Large updating query

List overview All Threads
Download

newer

older

REST questions

Working with indices

Huib Verweij

29 Oct 2010 29 Oct '10

11:23 a.m.

Hi BaseX-ers,

I'm running into an out-of-memory error when running an updating query over (almost) every document in the database.

Every doc has the form

I am reordering the elements in every <entry/> element in every document (e.g. <node1/><node2/><node3/>). The query is easy enough to write, it reorders the elements in every <entry/> and replaces the <entry/> in the document with the reordered <entry/>. It works for just one document, but as I said, the db keels over when applying the query to every document. (I am not using any doc() function by the way, just matching on the top level <root/> node.)

Do you have a suggestion how I could make this work? I've looked at the documentation on the BaseX website about XQuery Update, but frankly, I do not really understand the bit about documents not being updated, I just select a node from the database, update it, works fine... I must be missing something... (the point probably ;-)).

I am using the basex REST api.

Huib Verweij.

Show replies by date

Christian Grün

29 Oct 29 Oct

11:34 a.m.

Huib,

thanks for your mail. Our XQUF expert is currently on vacation, so it might take a while until this will be looked at. Apart from that, how does your query look like? And... ideally... could you provide us with an example that allows us to reproduce the problem?

All the best, Christian

PS: The index build problem you mentioned earlier should have been fixed with 6.3. I managed to build text and attribute indexes for 2 GB XML instances with 50 MB RAM.

On Fri, Oct 29, 2010 at 5:23 PM, Huib Verweij huib.verwey@mpi.nl wrote:

...

Hi BaseX-ers,

I'm running into an out-of-memory error when running an updating query over (almost) every document in the database.

Every doc has the form

<root> <entry><node3/><node2/>...</entry> <entry><node2/><node1/>...</entry> ... </root>

I am reordering the elements in every <entry/> element in every document (e.g. <node1/><node2/><node3/>). The query is easy enough to write, it reorders the elements in every <entry/> and replaces the <entry/> in the document with the reordered <entry/>. It works for just one document, but as I said, the db keels over when applying the query to every document. (I am not using any doc() function by the way, just matching on the top level <root/> node.)
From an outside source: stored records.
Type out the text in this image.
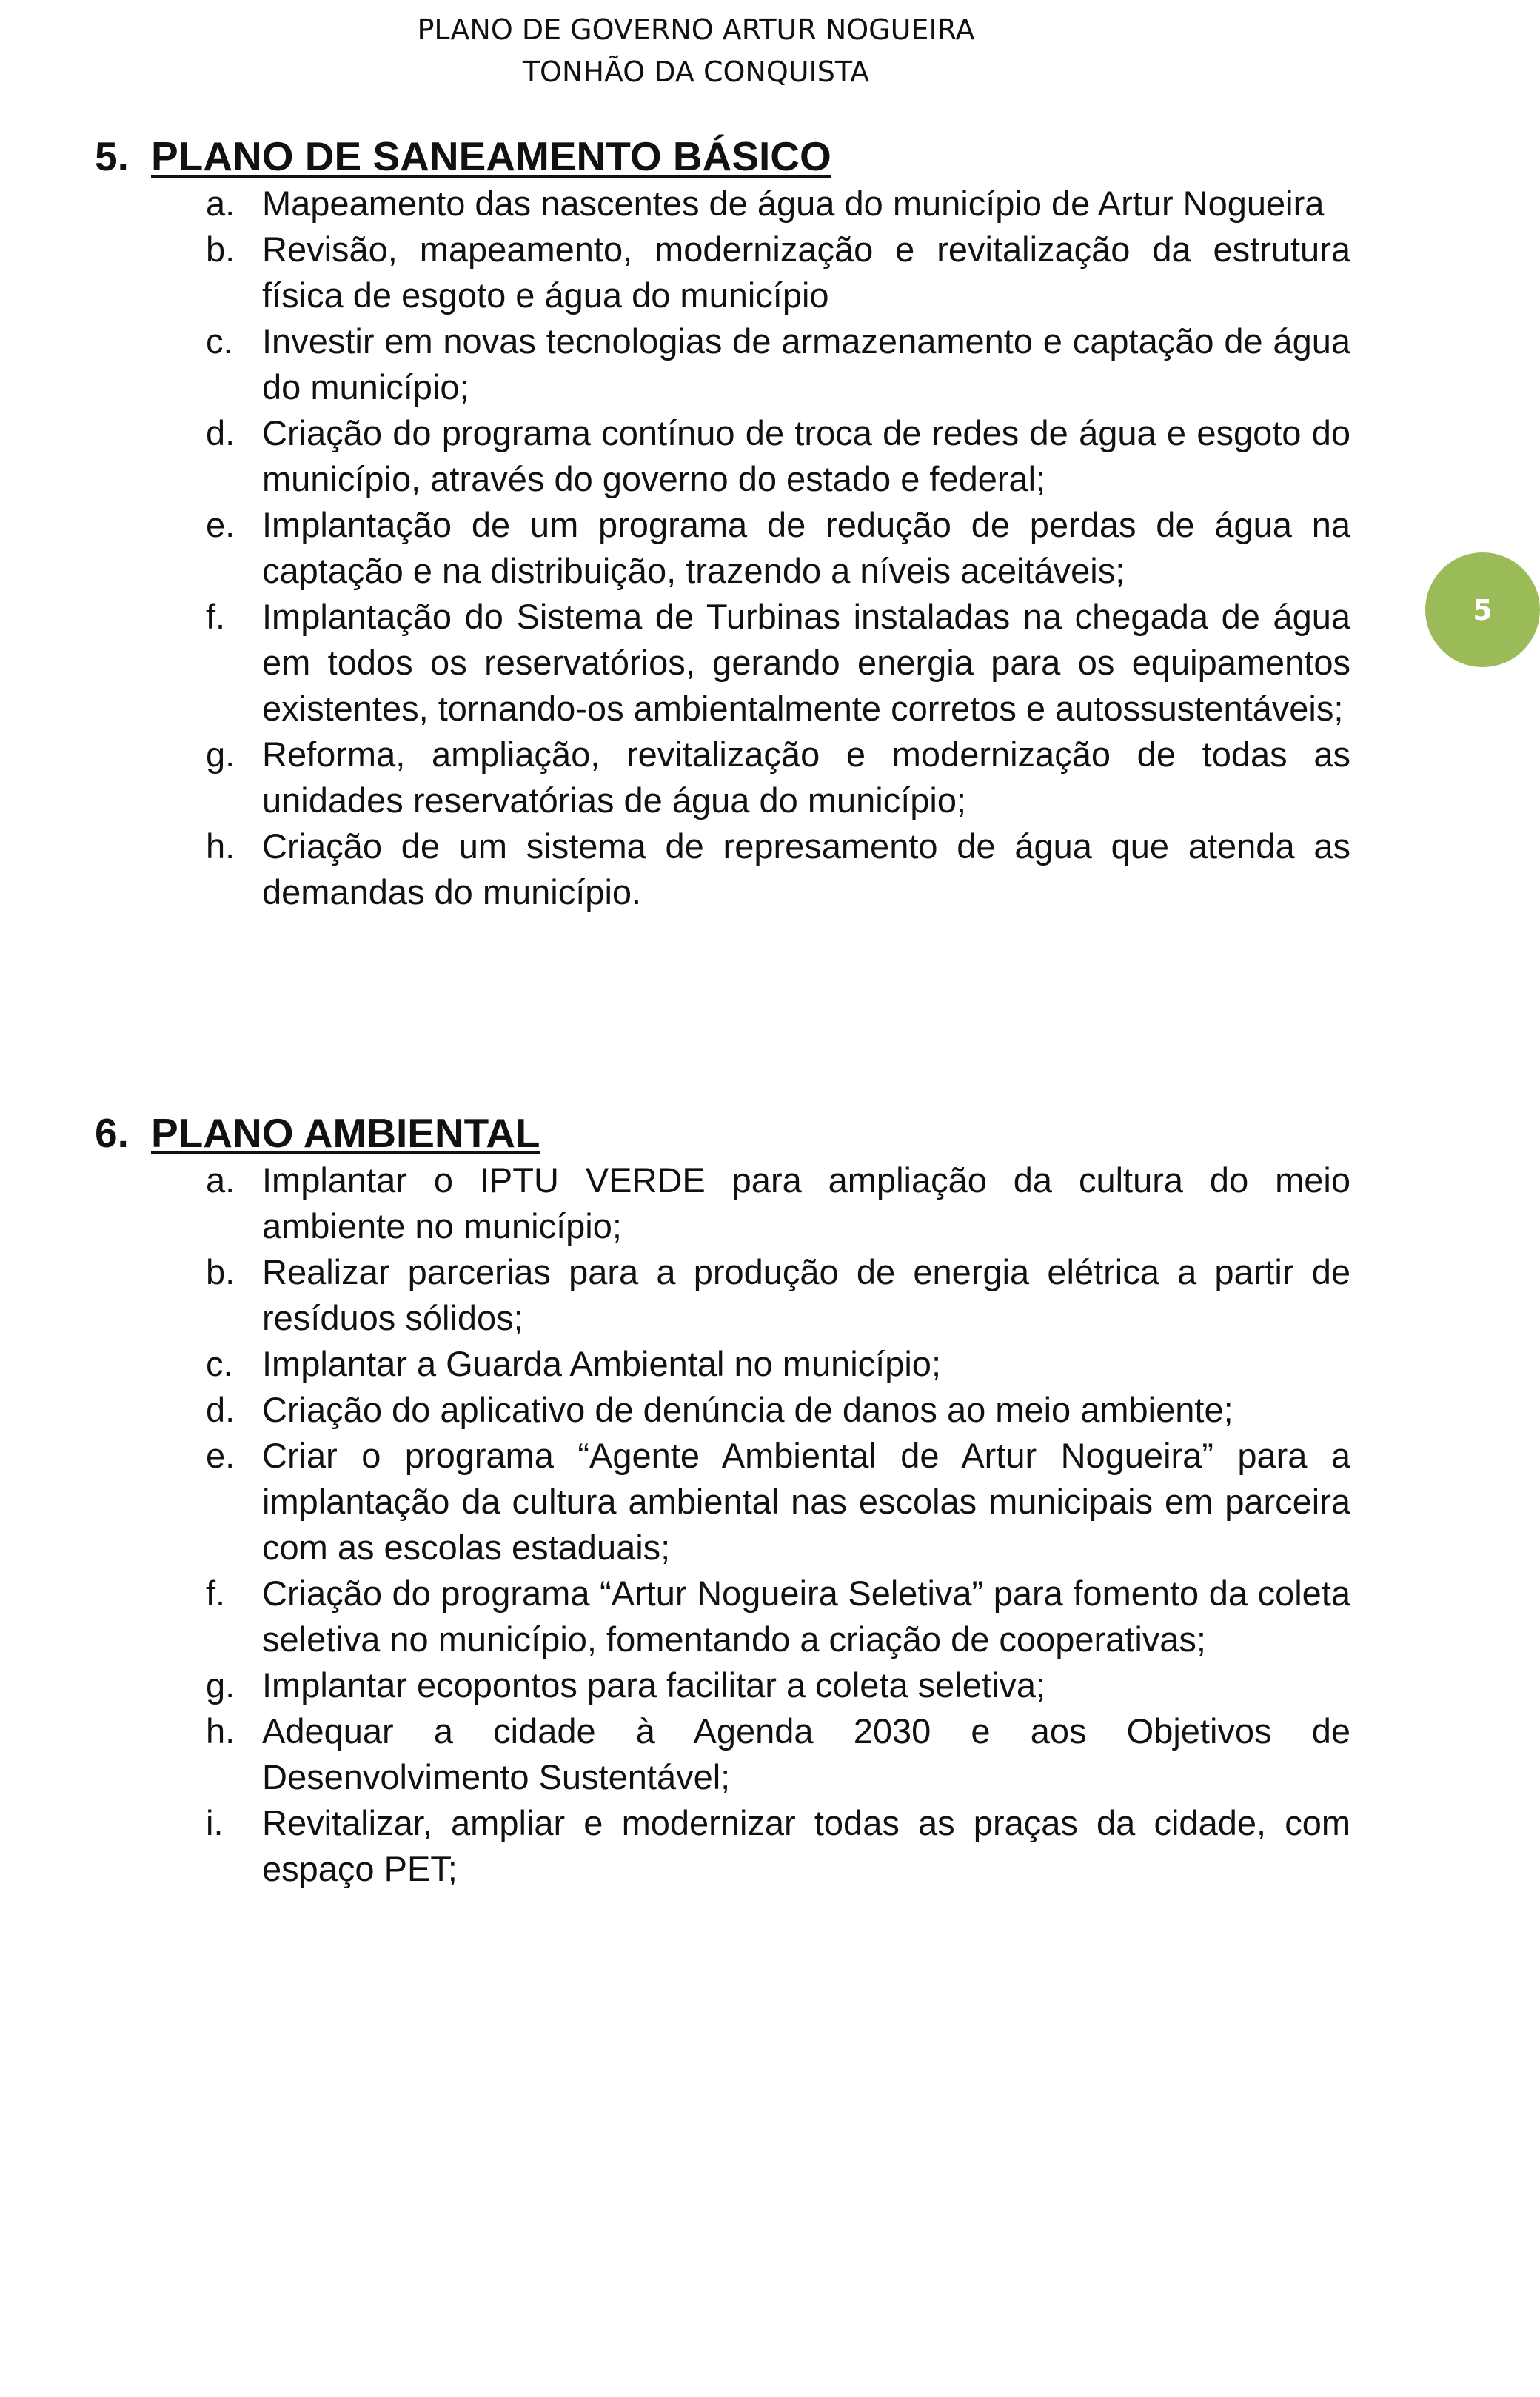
PLANO DE GOVERNO ARTUR NOGUEIRA
TONHÃO DA CONQUISTA
5
5. PLANO DE SANEAMENTO BÁSICO
a. Mapeamento das nascentes de água do município de Artur Nogueira
b. Revisão, mapeamento, modernização e revitalização da estrutura física de esgoto e água do município
c. Investir em novas tecnologias de armazenamento e captação de água do município;
d. Criação do programa contínuo de troca de redes de água e esgoto do município, através do governo do estado e federal;
e. Implantação de um programa de redução de perdas de água na captação e na distribuição, trazendo a níveis aceitáveis;
f. Implantação do Sistema de Turbinas instaladas na chegada de água em todos os reservatórios, gerando energia para os equipamentos existentes, tornando-os ambientalmente corretos e autossustentáveis;
g. Reforma, ampliação, revitalização e modernização de todas as unidades reservatórias de água do município;
h. Criação de um sistema de represamento de água que atenda as demandas do município.
6. PLANO AMBIENTAL
a. Implantar o IPTU VERDE para ampliação da cultura do meio ambiente no município;
b. Realizar parcerias para a produção de energia elétrica a partir de resíduos sólidos;
c. Implantar a Guarda Ambiental no município;
d. Criação do aplicativo de denúncia de danos ao meio ambiente;
e. Criar o programa “Agente Ambiental de Artur Nogueira” para a implantação da cultura ambiental nas escolas municipais em parceira com as escolas estaduais;
f. Criação do programa “Artur Nogueira Seletiva” para fomento da coleta seletiva no município, fomentando a criação de cooperativas;
g. Implantar ecopontos para facilitar a coleta seletiva;
h. Adequar a cidade à Agenda 2030 e aos Objetivos de Desenvolvimento Sustentável;
i. Revitalizar, ampliar e modernizar todas as praças da cidade, com espaço PET;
Do you have a suggestion how I could make this work? I've looked at the documentation on the BaseX website about XQuery Update, but frankly, I do not really understand the bit about documents not being updated, I just select a node from the database, update it, works fine... I must be missing something... (the point probably ;-)).

I am using the basex REST api. Huib Verweij.

Huib Verweij

30 Oct 30 Oct

3:21 a.m.

Hi Christian,

Op 29 okt 2010, om 17:34 heeft Christian Grün het volgende geschreven:

...

Huib,

thanks for your mail. Our XQUF expert is currently on vacation, so it might take a while until this will be looked at. Apart from that, how does your query look like? And... ideally... could you provide us with an example that allows us to reproduce the problem?

the query ls this:

declare namespace lexus="http://www.mpi.nl/lat/lexus";

(: Order the container and data elements in the lexical-entry/container by schema-order. :) declare function lexus:orderNodes($le as node()*, $schema as node()*) as node()* { for $sc in $schema let $containers := $le[@schema-ref eq $sc/@id] return for $lc in $containers return element container {$lc/@*, lexus:orderNodes($lc/*, $sc/*)} };

(: Return a lexical-entry with ordered container and data elements. :) declare function lexus:orderLE($le as node(), $schema as node()*) as node() { element lexical-entry { $le/@*, lexus:orderNodes($le/*, $schema) } };

(: replace the lexical entry with an ordered one :) declare updating function lexus:updateLE($le as node(), $schema as node()*) { replace node $le with lexus:orderLE($le, $schema) };

(: process all lexical entries in a lexicon :) declare updating function lexus:updateLexicon($lexus as node()) { let $schema := $lexus/meta/schema//container[@type eq 'lexical-entry']/* for $le in $lexus/lexicon/lexical-entry return lexus:updateLE($le, $schema) };

for $lexus in /lexus return lexus:updateLexicon($lexus) </text> </query>

Short description:

In lexus:updateLexicon() the schema for a lexical entry is retrieved (the ordered sequence of container elements that make up a lexical entry).

For each lexical entry in the lexicon element the update function updateLE is called where the lexical entry is replaced by an order version of it.

The ordering function orders the elements in the lexical entry by schema order.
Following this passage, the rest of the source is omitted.